Le propos pourrait se conclure sur l’énoncé d’un dilemme relatif à ce que serait une possible justification de la transgression du secret médical.
La Déclaration universelle des droits de l’homme affirme que « Nul ne sera soumis à la torture, ni à des peines ou traitements cruels, inhumains ou dégradants[8] ». Selon Les Principes d’éthique médicale européenne « le médecin ne doit jamais assister, participer ou admettre des actes de torture ou autre forme de traitements cruels, inhumains ou dégradants quels que soient les arguments invoqués (faute commise, accusation, croyances) et ce dans toutes les situations ainsi qu’en cas de conflit civil ou armé [9]».
Si le médecin est témoin, au cours de sa visite à une personne incarcérée, de pratiques contraires aux principes ainsi exposés et que le prisonnier lui enjoint pour des raisons qui lui sont propres de ne pas divulguer l’information, est-il moralement tenu à respecter une telle demande ? Lorsque la vie de la personne est en péril et que ses propres valeurs l’inciteraient à dénoncer des conduites qu’il estime contraires aux principes d’humanité, comment envisager la position juste, selon quels critères alors qu’il est probable que l’ébruitement de telles pratiques peut également être préjudiciable au détenu ?
À l’épreuve du réel le secret constitue certes un indispensable repère ; il fixe un cadre mais présente également des limites qu’il convient de penser et d’intégrer aux décisions selon une approche justifiant, peut-être, dans certaines circonstances, un examen au cas par cas.

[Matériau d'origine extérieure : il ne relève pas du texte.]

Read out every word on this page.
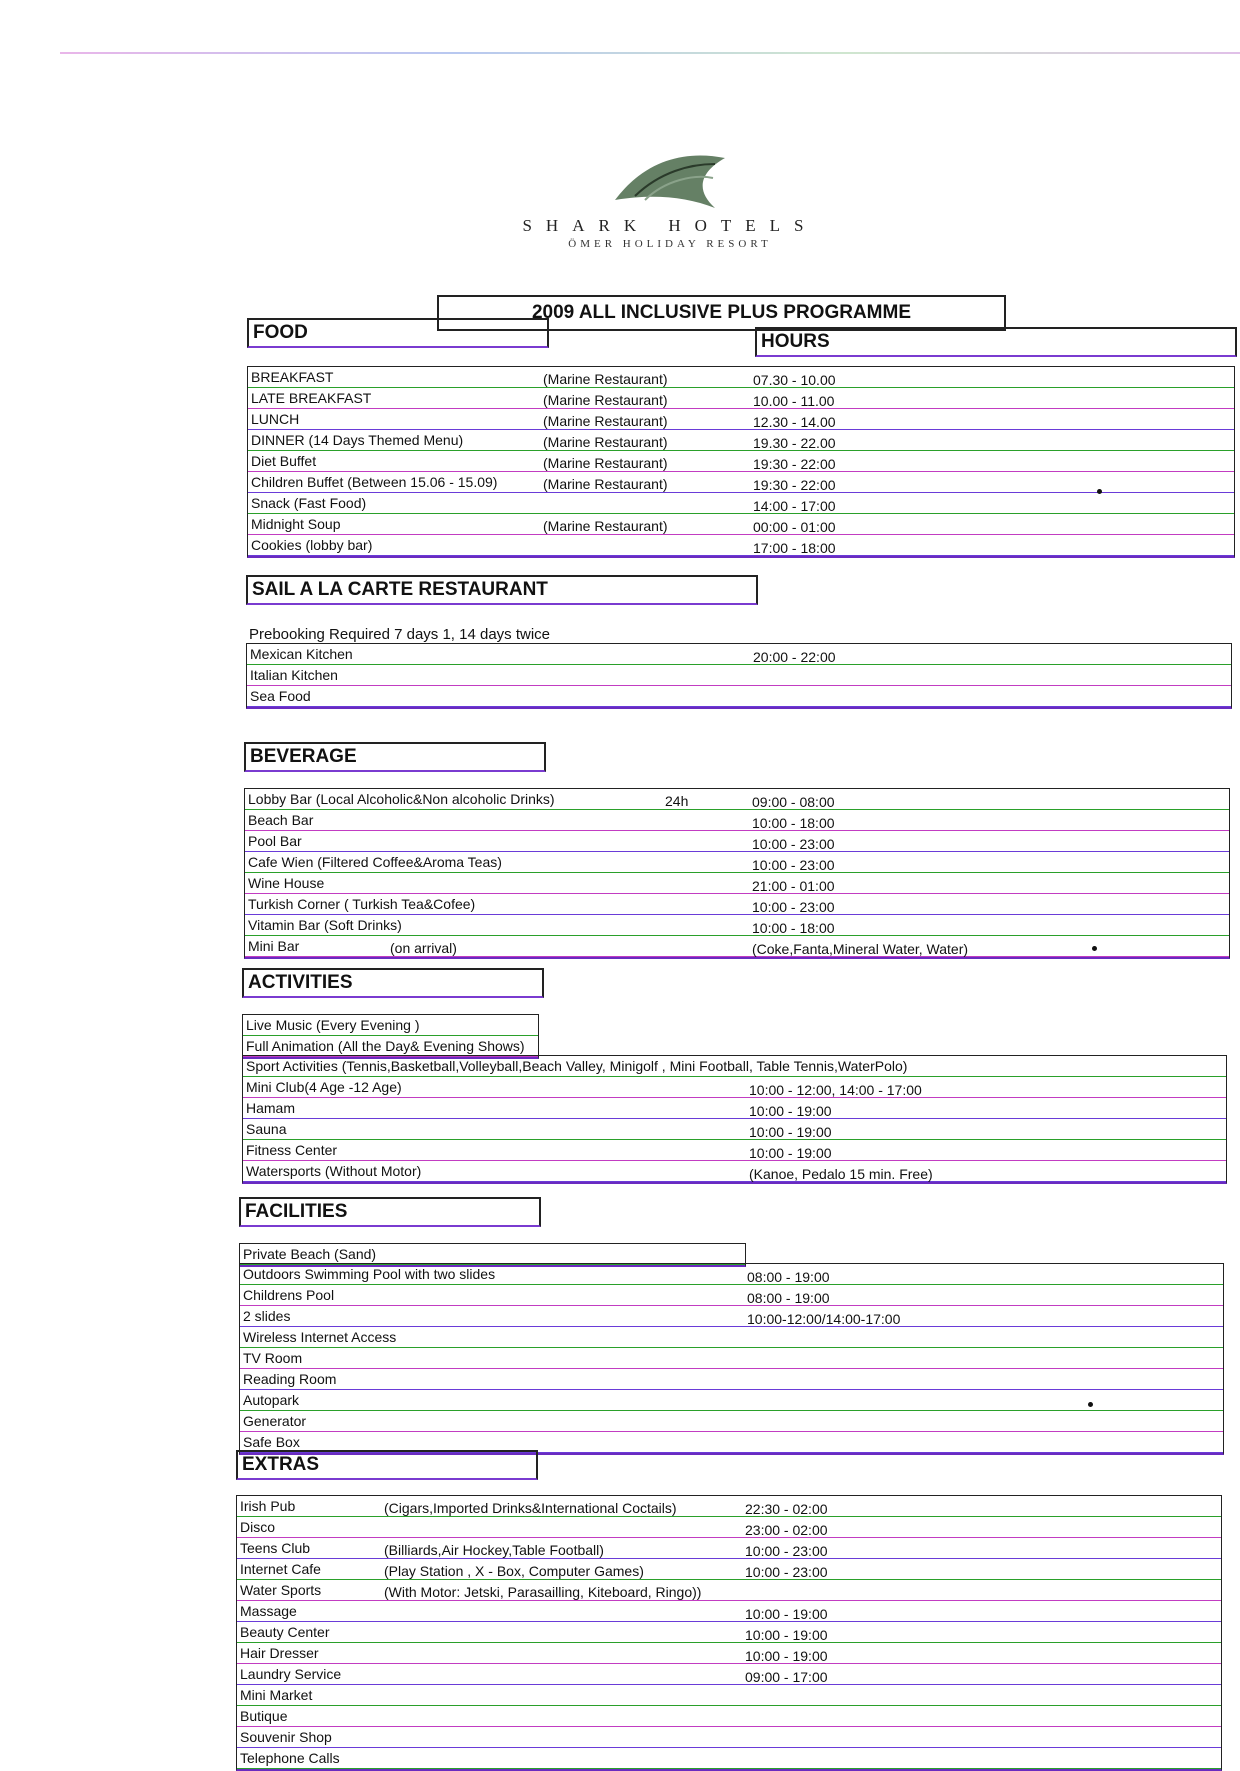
SHARK HOTELS
ÖMER HOLIDAY RESORT
2009 ALL INCLUSIVE PLUS PROGRAMME
FOOD	HOURS
BREAKFAST	(Marine Restaurant)	07.30 - 10.00
LATE BREAKFAST	(Marine Restaurant)	10.00 - 11.00
LUNCH	(Marine Restaurant)	12.30 - 14.00
DINNER (14 Days Themed Menu)	(Marine Restaurant)	19.30 - 22.00
Diet Buffet	(Marine Restaurant)	19:30 - 22:00
Children Buffet (Between 15.06 - 15.09)	(Marine Restaurant)	19:30 - 22:00
Snack (Fast Food)	14:00 - 17:00
Midnight Soup	(Marine Restaurant)	00:00 - 01:00
Cookies (lobby bar)	17:00 - 18:00
SAIL A LA CARTE RESTAURANT
Prebooking Required 7 days 1, 14 days twice
Mexican Kitchen	20:00 - 22:00
Italian Kitchen
Sea Food
BEVERAGE
Lobby Bar (Local Alcoholic&Non alcoholic Drinks)	24h	09:00 - 08:00
Beach Bar	10:00 - 18:00
Pool Bar	10:00 - 23:00
Cafe Wien (Filtered Coffee&Aroma Teas)	10:00 - 23:00
Wine House	21:00 - 01:00
Turkish Corner ( Turkish Tea&Cofee)	10:00 - 23:00
Vitamin Bar (Soft Drinks)	10:00 - 18:00
Mini Bar	(on arrival)	(Coke,Fanta,Mineral Water, Water)
ACTIVITIES
Live Music (Every Evening )
Full Animation (All the Day& Evening Shows)
Sport Activities (Tennis,Basketball,Volleyball,Beach Valley, Minigolf , Mini Football, Table Tennis,WaterPolo)
Mini Club(4 Age -12 Age)	10:00 - 12:00, 14:00 - 17:00
Hamam	10:00 - 19:00
Sauna	10:00 - 19:00
Fitness Center	10:00 - 19:00
Watersports (Without Motor)	(Kanoe, Pedalo 15 min. Free)
FACILITIES
Private Beach (Sand)
Outdoors Swimming Pool with two slides	08:00 - 19:00
Childrens Pool	08:00 - 19:00
2 slides	10:00-12:00/14:00-17:00
Wireless Internet Access
TV Room
Reading Room
Autopark
Generator
Safe Box
EXTRAS
Irish Pub	(Cigars,Imported Drinks&International Coctails)	22:30 - 02:00
Disco	23:00 - 02:00
Teens Club	(Billiards,Air Hockey,Table Football)	10:00 - 23:00
Internet Cafe	(Play Station , X - Box, Computer Games)	10:00 - 23:00
Water Sports	(With Motor: Jetski, Parasailling, Kiteboard, Ringo))
Massage	10:00 - 19:00
Beauty Center	10:00 - 19:00
Hair Dresser	10:00 - 19:00
Laundry Service	09:00 - 17:00
Mini Market
Butique
Souvenir Shop
Telephone Calls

Dès lors conviendrait-il de déterminer, en les argumentant, les critères à mobiliser afin de parvenir à une position juste, recevable et qui, en pratique, ne s’avèrerait pas contradictoire avec les objectifs visés. Car il s’agit également de sauvegarder la relation de confiance et d’éviter des positions arbitraires inconciliables avec le respect des droits de la personne malade dans le cadre de l’exercice d’’une responsabilité partagée.